Based on her observations and treatment of the respondent, the doctor was unequivocal that the respondent did not have the mental capacity to engage in a marriage ceremony nor would she appreciate the nature and consequences of marriage.
She said:[11]
21.3… the marriage had occurred in less than two weeks after her discharge from the hospital following a psychosis incident and when she was on powerful antipsychotic medication. Given the nature and severity of these degenerative episodes and the impact of medication … [the respondent] certainly could not have been lucid on 25 April 2016 to be able to understand and consent to a marriage ceremony.
[11] Affidavit of Dr T filed 24 May 2018.
She concluded:[12]
23.1… it is unlikely that she understood the ceremony as a marriage ceremony at all. With a psychotic mind and her medicated state, she would have just gone through the motions with no understanding or registration of events.
[12] Affidavit of Dr T filed 24 May 2018.
But for this additional evidence, I would have had considerable doubt as to whether the appellant’s challenge to his Honour’s evidentiary findings would have succeeded. It is clear from the primary judge’s reasons that he was alive to the relevant question – namely, what was the respondent’s mental capacity on the date of the marriage – and he concluded, as was open to him on the evidence, that while the evidence before him raised concerns, it was insufficient to satisfy him of the relevant matter.
I am of the view the further evidence clearly demonstrates that at the time of the ceremony of marriage, the respondent was incapable of giving the relevant consent and her consent was not a “real” consent for the purpose of the marriage.

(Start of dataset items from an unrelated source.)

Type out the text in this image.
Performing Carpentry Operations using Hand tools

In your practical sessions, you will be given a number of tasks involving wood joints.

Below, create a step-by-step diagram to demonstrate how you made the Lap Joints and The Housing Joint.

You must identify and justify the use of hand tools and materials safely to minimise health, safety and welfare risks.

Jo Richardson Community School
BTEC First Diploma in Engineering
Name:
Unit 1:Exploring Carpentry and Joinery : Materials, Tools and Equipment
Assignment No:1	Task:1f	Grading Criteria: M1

I am thus of the view that the evidence indicates that his Honour’s order was made in error and should be set aside and in my opinion the appeal should be upheld.
Disposition of the Appeal
Having had the benefit of the further evidence together with the evidence before the primary judge, in my view it is unnecessary to remit the matter and this court should re-determine the application.
In that regard I am satisfied that by reason of her frank mental illness and psychiatric condition, the respondent’s consent apparently given during the marriage ceremony was not a real consent and I am satisfied that she was not able to understand the nature and effect of the marriage ceremony.
The appellant also sought to rely on the provisions of s 23B(1)(d)(ii), that is that the respondent was mistaken as to the nature of the ceremony performed, while that conclusion may indeed flow from the evidence of the doctor, it is in my opinion unnecessary to consider that section given my conclusion as to the provision of subparagraph (iii).
I would therefore recommend that there be an order declaring that the marriage solemnised between Mr Sikander and Ms Vashti in April 2016 in City B, India and registered under the Hindu Marriage Act 1955 is a nullity.
ALDRIDGE J
I agree with the reasons given by and the orders proposed by Ainslie-Wallace J.
ALSTERGREN DCJ
I also agree.
I certify that the preceding fifty-four (54) paragraphs are a true copy of the reasons for judgment of the Honourable Full Court (Alstergren DCJ, Ainslie‑Wallace & Aldridge JJ) delivered on 20 June 2018.
Associate:
Date: 21 June 2018
9 Affidavit of Dr T filed 24 May 2018, paragraph 13.12 Affidavit of Dr T filed 24 May 2018.